As the former head of Motorola University, Bill Wiggenhorn took the role from a specific, learning-focused endeavor to a global, broad-based development driver for employees in markets near and far.
by Deanna Hartley
August 15, 2012
Bill Wiggenhorn joined Motorola in 1981 as director of what was then called the Motorola Education and Training Center and worked his way to president of Motorola’s learning and development institution in 1986.
The center, which was later renamed Motorola University, wasn’t just set up for employee development. A primary goal was to educate customers — institutions, regulators, suppliers and employees — in newly created markets.
Wiggenhorn, who has since started his own consulting business, Main Captiva LLC, said he loved that he didn’t have a typical “day on the job.”
Travel was a significant part of his job as president of Motorola University, and he got to rub shoulders with foreign leaders such as the prime minister of Malaysia and the president of China. Traveling to visit the company’s operations across the globe enabled him to grasp the needs of local managers, government officials and local customers, and developed targeted learning and development.
He recalls a piece of advice passed along to him by Bob Galvin, who was chairman and CEO for much of Wiggenhorn’s tenure at Motorola.
“Bob said to me, ‘Bill, when you go to a new location, make sure you take two suitcases — one filled with the experience and wisdom we would like to share, and one empty [into which] you will pack the wisdom and knowledge that they share with you,” Wiggenhorn said.
This give-and-take mentality also was reflected in his relationship with Motorola University’s board of directors. The board, which is separate from the firm’s corporate board of directors, included senior executives from each of Motorola’s businesses, regions and major functions, such as HR or IT.
“Part of my job was to keep them informed and also to understand where they felt we needed to make investments in education and training — and to answer their questions regarding what was the return on that education,” Wiggenhorn said.
In his two decades at the company, Motorola University grew from four to 24 locations.

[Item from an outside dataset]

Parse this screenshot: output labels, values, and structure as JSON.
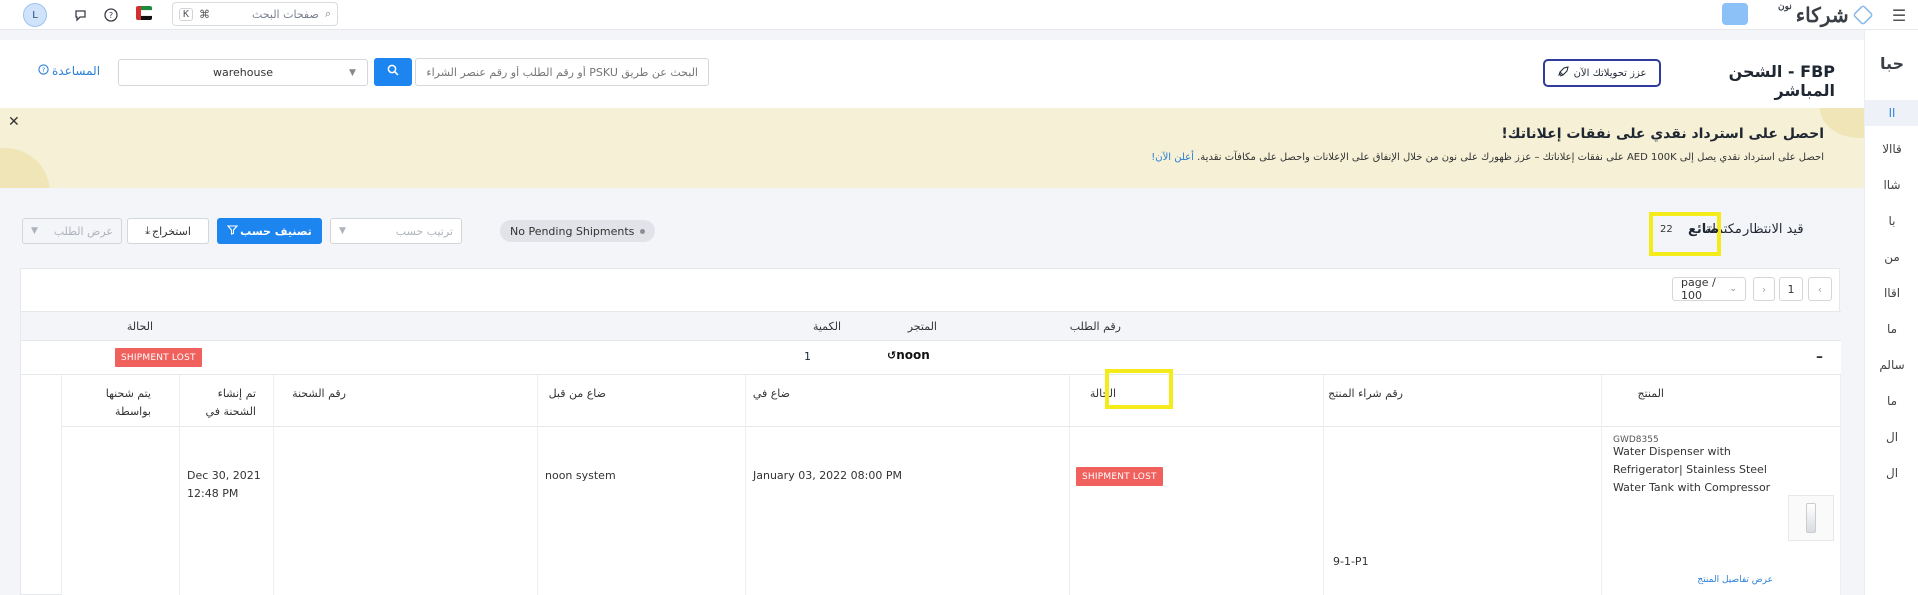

At the end of his first year, in 1981, the education arm of Motorola had 23 people; by the end of the 1990s, roughly 2,000 people were working in the function globally on a part- or full-time basis.
“In the beginning,” Wiggenhorn said, “it was really just directing more of a traditional training organization and the focus was on our own [domestic] employees — even though our charter did include customers and suppliers.”
The next phase catered to employees globally, but by the late 1980s into the 1990s, Motorola University also focused on customers, suppliers and government regulators.
It even reached the point where different colleges — such as a college of engineering or sales and marketing; a college of leadership and management — were established within the firm’s learning function. Motorola University also set up a network of educational partners — universities and certification companies — in different parts of the world.
But with all the improvements and changes under Wiggenhorn, the fundamental underpinning of learning at Motorola remained — to ensure education programs empower employees to reach their full potential.